This doesn’t particularly make much sense at first glance. Here we have a processor with a higher IPC than Haswell but it performs worse in both DDR3 and DDR4 modes. The amount by which it performs worse is actually relatively minor, usually -3% with the odd benchmark (GRID on R7 240) going as low as -5%. Why does this happen at all?
So we passed our results on to Intel, as well as a few respected colleagues in the industry, all of whom were quite surprised. During a benchmark, the CPU performs tasks and directs memory transfers through the PCIe bus and vice versa. Technically, the CPU tasks should complete quicker due to the IPC and the improved threading topology, so that only leaves the PCIe to DRAM via CPU transfers.

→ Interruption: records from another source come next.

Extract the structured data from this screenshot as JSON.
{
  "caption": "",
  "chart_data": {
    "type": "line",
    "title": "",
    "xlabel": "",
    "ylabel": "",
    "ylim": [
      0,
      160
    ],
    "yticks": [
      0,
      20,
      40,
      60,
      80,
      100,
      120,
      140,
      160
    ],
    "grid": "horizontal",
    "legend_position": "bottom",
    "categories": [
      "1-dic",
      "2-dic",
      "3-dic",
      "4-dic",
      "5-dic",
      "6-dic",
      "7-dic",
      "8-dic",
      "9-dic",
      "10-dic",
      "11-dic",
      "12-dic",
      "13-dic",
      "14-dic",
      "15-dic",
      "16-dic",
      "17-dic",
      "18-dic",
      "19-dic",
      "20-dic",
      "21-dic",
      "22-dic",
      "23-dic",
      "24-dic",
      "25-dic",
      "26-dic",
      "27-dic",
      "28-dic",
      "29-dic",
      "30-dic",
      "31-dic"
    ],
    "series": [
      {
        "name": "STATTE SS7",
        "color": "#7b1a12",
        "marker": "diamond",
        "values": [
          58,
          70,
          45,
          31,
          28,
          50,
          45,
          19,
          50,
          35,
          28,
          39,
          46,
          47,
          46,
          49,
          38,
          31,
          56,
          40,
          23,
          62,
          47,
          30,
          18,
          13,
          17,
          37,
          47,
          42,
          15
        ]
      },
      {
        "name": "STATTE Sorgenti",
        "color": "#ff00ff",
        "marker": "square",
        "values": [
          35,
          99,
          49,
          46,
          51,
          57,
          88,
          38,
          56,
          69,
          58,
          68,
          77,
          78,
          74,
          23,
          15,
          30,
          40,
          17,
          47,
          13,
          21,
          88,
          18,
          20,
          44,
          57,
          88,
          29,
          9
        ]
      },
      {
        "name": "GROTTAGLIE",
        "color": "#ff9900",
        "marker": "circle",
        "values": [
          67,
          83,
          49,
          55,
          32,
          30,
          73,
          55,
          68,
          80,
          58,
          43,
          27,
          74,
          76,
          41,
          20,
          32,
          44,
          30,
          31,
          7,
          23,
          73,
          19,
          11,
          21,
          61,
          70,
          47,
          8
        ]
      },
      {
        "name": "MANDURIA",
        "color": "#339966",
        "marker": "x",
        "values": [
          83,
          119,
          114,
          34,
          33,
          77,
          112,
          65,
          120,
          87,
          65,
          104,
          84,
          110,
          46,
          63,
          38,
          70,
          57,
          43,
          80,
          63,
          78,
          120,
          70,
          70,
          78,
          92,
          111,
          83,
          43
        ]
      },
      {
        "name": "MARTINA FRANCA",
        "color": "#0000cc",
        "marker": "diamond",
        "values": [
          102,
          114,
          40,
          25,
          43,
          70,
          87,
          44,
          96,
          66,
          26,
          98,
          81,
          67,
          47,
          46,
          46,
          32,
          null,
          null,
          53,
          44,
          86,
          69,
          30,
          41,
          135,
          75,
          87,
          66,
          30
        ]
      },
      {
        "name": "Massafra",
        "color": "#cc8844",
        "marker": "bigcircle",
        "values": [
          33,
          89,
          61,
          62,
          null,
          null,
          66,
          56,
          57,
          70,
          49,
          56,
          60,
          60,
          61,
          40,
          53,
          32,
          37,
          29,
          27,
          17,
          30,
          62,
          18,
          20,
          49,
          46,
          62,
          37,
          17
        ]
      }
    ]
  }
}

Our best guess, until we get to IDF to analyze what has been changed or a direct explanation from Intel, is that part of the FIFO buffer arrangement between the CPU and PCIe might have changed with a hint of additional latency. That being said, a minor increase in PCIe overhead (or a decrease in latency/bandwidth) should be masked by the workload, so there might be something more fundamental at play, such as bus requests being accidentally duplicated or resent due to signal breakdown. There might also be a tertiary answer of an internal bus not running at full speed. To be sure, we rested some benchmarks on a different i7-6700K and a different motherboard, but saw the same effect. We’ll see how this plays out on the full-speed tests.